Multidisciplinary artist, Steven Restagno wins Artscape Award for Best in Student at the Toronto Outdoor Art Fair
Steven Restagno was awarded the Artscape Award for Best in Student at the Toronto Outdoor Art Fair this past July. As a multidisciplinary artist, Steven works in photography, video, sound and installation, but his primary focus has always been figurative painting. Steven had recently completed his Bachelor of Arts degree, major in Fine Arts at the University of Waterloo and was spearheading his creative career before applying for MFA program. The Artscape Award will aid in launching his creative career by offering a solo exhibition at Artscape Youngplace’s Hallway Galleries in July 2020 and a self-directed artist residency at Artscape Gibraltar Point this winter. Learn more about Steven’s recent artistic practice:
Can you describe the creative process of working up a large painting?
SR: I dilute my paint with a lot of solvents, which keeps it thin, malleable and prone to changing unpredictably after being applied to the surface and I ﬁnd it’s best to ﬁnish a piece in one sitting while the paint and solvent are still wet. This makes the biggest challenge of working large scale to be ﬁnishing before the solvent fully dries, and if I do end up working over a dried layer, the challenge is trying not to lose the initial immediacy and surface quality achieved from the ﬁrst sitting.

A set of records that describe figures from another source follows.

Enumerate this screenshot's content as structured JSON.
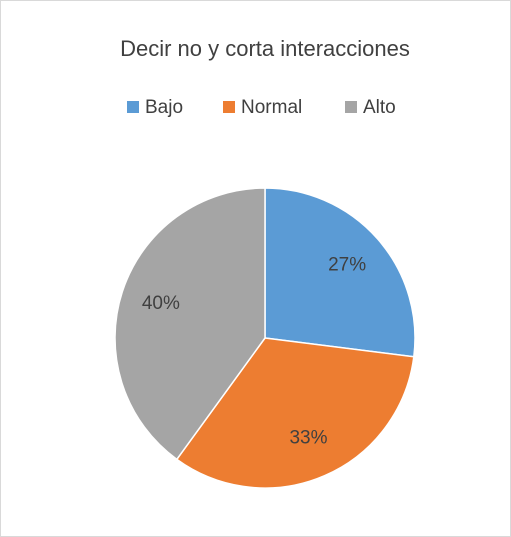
{
  "chart_data": {
    "type": "pie",
    "title": "Decir no y corta interacciones",
    "categories": [
      "Bajo",
      "Normal",
      "Alto"
    ],
    "values": [
      27,
      33,
      40
    ],
    "value_labels": [
      "27%",
      "33%",
      "40%"
    ],
    "colors": [
      "#5b9bd5",
      "#ed7d31",
      "#a5a5a5"
    ],
    "legend": "top"
  }
}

Marko (2018), Oil on Linen, 11 x 16.
I really like to over-plan how I’m going to approach a painting and then forget it all once I’ve started. I also tend to rely on my photographic references for areas where I want to really nail the anatomy, while other parts are much looser and subject to completely dissolving with solvent. It might seem redundant, but when it comes to large paintings the advice I wish I could give my younger self is to use a bigger brush!
Marko II (2019), Oil on Panel, 6 x 6.
What drew you to portraiture and oil painting?

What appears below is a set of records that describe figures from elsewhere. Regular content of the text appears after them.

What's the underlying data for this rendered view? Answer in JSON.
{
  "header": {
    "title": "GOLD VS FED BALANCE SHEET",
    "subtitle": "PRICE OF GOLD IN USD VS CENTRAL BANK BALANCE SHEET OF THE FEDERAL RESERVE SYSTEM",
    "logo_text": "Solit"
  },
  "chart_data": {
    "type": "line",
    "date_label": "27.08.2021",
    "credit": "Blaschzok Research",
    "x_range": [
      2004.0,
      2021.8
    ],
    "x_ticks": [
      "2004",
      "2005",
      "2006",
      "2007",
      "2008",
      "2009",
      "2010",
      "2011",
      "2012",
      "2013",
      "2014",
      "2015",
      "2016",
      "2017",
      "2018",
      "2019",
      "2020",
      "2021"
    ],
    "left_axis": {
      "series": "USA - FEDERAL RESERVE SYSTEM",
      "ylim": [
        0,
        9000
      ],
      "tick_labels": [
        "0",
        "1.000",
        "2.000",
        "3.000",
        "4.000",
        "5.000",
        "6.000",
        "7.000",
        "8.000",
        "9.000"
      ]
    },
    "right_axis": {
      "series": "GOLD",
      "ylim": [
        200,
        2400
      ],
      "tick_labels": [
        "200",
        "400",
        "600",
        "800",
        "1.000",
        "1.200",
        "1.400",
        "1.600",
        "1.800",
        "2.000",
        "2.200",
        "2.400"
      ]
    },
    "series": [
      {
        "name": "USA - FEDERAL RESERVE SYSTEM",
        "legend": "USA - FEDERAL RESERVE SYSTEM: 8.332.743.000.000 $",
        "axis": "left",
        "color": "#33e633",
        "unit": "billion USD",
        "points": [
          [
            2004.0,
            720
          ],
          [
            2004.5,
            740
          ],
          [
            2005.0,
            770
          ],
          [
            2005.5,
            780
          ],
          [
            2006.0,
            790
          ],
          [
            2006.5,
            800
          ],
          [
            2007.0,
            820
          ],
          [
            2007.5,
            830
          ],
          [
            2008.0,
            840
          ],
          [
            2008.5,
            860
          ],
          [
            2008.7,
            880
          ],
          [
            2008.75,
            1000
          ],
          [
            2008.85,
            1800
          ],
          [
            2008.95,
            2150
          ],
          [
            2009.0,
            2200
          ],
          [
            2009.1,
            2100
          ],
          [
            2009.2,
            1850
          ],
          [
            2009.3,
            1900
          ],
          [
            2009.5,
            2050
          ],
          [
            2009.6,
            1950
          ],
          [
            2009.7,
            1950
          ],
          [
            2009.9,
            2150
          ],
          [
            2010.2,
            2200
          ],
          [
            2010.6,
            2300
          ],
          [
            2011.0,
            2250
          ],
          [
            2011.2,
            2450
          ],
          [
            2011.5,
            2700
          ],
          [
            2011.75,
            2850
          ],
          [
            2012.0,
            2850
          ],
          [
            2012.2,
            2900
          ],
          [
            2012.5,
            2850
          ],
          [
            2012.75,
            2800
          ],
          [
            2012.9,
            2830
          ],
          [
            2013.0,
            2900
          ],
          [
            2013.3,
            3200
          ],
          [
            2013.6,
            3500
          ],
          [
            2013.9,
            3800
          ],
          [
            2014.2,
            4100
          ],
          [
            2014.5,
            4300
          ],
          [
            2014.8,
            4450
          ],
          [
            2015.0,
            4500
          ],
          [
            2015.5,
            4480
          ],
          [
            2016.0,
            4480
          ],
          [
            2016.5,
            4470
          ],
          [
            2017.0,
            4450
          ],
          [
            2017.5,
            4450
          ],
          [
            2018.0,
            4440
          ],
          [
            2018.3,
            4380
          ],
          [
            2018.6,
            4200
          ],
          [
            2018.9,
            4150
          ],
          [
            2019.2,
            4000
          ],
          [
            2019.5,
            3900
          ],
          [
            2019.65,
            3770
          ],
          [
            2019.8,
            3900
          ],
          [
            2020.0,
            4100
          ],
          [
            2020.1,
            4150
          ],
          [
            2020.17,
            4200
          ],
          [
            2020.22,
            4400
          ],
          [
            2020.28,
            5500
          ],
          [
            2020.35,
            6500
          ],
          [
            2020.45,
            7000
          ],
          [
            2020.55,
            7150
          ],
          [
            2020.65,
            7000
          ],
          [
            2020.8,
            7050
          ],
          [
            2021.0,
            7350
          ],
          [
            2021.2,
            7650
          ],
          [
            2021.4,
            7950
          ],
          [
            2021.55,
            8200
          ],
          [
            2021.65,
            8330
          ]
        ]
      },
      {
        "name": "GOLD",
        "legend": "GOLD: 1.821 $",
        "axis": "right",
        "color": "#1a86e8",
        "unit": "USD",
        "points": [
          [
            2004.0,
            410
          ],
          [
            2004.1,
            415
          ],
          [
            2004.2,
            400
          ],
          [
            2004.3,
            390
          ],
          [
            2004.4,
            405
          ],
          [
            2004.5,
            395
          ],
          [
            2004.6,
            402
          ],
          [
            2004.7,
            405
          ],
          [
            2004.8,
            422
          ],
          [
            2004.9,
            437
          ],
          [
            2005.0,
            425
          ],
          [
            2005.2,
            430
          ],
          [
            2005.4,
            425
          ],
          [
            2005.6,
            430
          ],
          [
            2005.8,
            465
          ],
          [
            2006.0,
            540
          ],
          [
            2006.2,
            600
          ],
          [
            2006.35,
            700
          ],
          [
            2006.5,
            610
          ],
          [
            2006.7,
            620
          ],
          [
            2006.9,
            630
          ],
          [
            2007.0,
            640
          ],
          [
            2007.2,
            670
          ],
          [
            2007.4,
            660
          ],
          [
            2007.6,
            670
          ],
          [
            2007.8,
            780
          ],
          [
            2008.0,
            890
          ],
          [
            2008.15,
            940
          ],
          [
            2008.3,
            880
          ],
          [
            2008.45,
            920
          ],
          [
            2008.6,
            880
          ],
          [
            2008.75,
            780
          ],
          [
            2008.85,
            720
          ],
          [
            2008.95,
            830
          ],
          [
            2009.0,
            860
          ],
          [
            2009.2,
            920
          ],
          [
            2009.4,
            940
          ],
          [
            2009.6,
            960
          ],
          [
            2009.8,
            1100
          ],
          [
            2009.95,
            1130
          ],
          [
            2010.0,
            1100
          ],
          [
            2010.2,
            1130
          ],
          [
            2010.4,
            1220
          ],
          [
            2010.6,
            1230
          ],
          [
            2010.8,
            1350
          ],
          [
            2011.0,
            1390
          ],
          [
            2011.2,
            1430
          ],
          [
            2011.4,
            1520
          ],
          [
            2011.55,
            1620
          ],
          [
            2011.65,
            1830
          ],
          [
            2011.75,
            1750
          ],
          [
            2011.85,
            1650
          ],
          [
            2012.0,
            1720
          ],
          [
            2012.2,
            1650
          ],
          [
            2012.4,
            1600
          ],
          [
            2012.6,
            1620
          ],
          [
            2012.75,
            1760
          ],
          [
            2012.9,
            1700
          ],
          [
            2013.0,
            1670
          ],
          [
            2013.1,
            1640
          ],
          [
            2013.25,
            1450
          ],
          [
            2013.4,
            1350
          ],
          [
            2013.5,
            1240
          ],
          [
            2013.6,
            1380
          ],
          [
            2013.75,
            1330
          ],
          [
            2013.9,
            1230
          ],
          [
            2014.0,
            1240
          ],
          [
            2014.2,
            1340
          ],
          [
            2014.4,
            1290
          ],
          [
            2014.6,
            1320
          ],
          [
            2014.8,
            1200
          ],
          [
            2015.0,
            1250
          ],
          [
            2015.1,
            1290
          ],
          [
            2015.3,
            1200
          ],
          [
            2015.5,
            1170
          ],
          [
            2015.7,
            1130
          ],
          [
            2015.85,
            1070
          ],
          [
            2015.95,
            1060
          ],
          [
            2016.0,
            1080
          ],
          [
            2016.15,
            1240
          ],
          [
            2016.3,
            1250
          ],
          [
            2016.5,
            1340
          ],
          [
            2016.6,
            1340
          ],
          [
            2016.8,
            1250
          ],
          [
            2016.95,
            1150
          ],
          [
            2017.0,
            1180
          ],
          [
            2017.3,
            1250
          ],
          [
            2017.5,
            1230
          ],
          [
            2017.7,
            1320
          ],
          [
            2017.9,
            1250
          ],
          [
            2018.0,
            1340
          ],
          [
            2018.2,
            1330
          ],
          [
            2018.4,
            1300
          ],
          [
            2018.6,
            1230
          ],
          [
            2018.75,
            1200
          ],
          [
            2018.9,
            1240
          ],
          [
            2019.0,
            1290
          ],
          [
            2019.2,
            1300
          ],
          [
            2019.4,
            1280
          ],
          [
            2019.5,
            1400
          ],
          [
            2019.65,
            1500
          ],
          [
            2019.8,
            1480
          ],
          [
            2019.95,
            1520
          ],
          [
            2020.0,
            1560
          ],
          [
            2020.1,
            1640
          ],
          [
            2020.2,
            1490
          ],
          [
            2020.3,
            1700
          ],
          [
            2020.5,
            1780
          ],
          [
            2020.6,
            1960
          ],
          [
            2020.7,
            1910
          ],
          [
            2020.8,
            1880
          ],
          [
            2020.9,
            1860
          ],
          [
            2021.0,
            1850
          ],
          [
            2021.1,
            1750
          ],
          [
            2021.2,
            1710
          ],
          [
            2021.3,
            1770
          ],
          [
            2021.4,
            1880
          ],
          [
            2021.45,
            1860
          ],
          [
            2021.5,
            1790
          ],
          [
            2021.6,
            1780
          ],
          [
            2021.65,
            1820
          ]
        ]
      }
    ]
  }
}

SR: I was drawn to portraiture initially as a kind of exercise in intimacy. Many of the people that I’ve painted are close to me in one way or another, and the process can act as a sort of mediation between identity, appearance, and relationship. Historically, I think a lot of painting is embedded in a narrative of romanticization and idealization, and it can be very moving in ways that are hard to pin down.
Solus (2019), Oil on Canvas, 48 x 60.
Coming out of tradition that’s so rich in history, with all its religious tropes, drama, nudity, voyeurism and intellectual criticism, I think it provides an interesting framework to examine contemporary sexualities and queerness.

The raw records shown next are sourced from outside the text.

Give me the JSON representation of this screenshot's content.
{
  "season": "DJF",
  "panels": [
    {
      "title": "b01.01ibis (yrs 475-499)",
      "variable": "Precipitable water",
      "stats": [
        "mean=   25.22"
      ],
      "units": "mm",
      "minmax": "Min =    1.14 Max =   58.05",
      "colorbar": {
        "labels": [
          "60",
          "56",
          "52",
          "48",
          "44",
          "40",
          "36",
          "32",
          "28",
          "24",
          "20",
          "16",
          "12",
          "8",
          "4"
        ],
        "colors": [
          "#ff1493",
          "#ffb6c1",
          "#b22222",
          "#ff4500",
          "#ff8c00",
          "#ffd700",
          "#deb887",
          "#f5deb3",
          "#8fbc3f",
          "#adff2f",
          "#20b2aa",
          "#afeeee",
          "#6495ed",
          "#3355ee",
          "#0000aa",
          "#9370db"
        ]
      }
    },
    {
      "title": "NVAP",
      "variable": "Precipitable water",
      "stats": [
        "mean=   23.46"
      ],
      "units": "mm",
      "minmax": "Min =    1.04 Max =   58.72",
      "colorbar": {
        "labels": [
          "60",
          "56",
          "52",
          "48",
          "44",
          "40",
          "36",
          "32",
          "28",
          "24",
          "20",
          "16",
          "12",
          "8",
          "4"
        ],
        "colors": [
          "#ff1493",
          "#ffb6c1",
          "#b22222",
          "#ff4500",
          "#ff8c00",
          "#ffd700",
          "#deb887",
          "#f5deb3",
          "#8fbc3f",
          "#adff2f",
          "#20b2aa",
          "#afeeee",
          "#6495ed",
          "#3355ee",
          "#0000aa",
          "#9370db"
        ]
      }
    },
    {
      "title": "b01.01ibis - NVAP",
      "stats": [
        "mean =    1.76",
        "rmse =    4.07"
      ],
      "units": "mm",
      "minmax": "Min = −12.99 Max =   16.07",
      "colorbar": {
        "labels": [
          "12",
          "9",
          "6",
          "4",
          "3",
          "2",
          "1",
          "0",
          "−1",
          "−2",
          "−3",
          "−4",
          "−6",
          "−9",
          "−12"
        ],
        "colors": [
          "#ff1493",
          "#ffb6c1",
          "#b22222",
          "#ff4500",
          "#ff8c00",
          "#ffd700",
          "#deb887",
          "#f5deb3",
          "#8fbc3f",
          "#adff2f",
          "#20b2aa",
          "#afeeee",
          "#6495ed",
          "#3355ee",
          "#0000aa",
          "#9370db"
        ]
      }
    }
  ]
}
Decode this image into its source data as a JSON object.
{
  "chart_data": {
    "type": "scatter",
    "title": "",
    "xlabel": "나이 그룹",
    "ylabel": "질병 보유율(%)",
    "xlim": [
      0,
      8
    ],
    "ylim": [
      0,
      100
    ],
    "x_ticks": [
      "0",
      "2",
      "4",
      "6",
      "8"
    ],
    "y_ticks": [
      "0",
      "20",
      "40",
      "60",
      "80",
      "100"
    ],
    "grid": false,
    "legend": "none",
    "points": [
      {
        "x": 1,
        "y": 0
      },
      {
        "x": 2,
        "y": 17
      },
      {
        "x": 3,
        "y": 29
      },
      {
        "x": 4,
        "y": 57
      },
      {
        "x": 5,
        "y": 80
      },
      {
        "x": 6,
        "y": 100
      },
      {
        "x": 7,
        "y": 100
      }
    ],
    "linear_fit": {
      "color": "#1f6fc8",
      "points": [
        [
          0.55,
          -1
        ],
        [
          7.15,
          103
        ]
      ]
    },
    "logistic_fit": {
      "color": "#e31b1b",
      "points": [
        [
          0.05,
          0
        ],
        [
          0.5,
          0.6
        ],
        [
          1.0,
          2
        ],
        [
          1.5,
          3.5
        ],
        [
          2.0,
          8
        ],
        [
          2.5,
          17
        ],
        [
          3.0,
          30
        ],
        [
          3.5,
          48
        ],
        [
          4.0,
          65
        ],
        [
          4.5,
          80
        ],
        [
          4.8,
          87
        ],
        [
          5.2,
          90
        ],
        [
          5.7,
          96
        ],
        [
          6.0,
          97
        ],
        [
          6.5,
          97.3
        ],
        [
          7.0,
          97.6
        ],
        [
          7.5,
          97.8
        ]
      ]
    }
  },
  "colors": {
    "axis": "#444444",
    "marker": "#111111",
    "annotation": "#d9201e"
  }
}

Undine I (2019), Polyester, Paper, Wirespeakers, LED lights.
You recently produced two sound sculptures for a show at the University of Waterloo. Can you describe these works and the process of designing them?
SR: Undine was a series of two installations that were my ﬁrst big opportunity to bring my passion for music and interactive space into my practice. The sculptures were each constructed around a speaker, with LED lights and translucent layers of coloured papers and polyester materials. They were either built up from the ground into large archways or hanging from the ceiling like human sized cocoons, ﬁlling up the darks spaces with a soft, colourful glow. The sound compositions that I designed were made of many layers of processed voices, like a musical language, and each sculpture had its own voice and corresponding light. It was a huge pleasure developing the necessary technical skills and I have to thank Jane Tingely, a faculty member at the University of Waterloo, for her insight.
Reflection I (2019), Digital Image.
What has been the benefit of experimenting in new media?
SR: As with any creative or intellectual pursuit, branching out into diﬀerent disciplines gives your ideas a chance to cross-pollinate and ﬂourish. I’ve found that focusing all of my attention into a single way of working is ultimately counter productive, and there are just certain things that can’t be said with painting. The more time I spend with different forms of art making, the more meaningful conceptual, technical and aesthetic understanding I end up bringing to all methods of creating.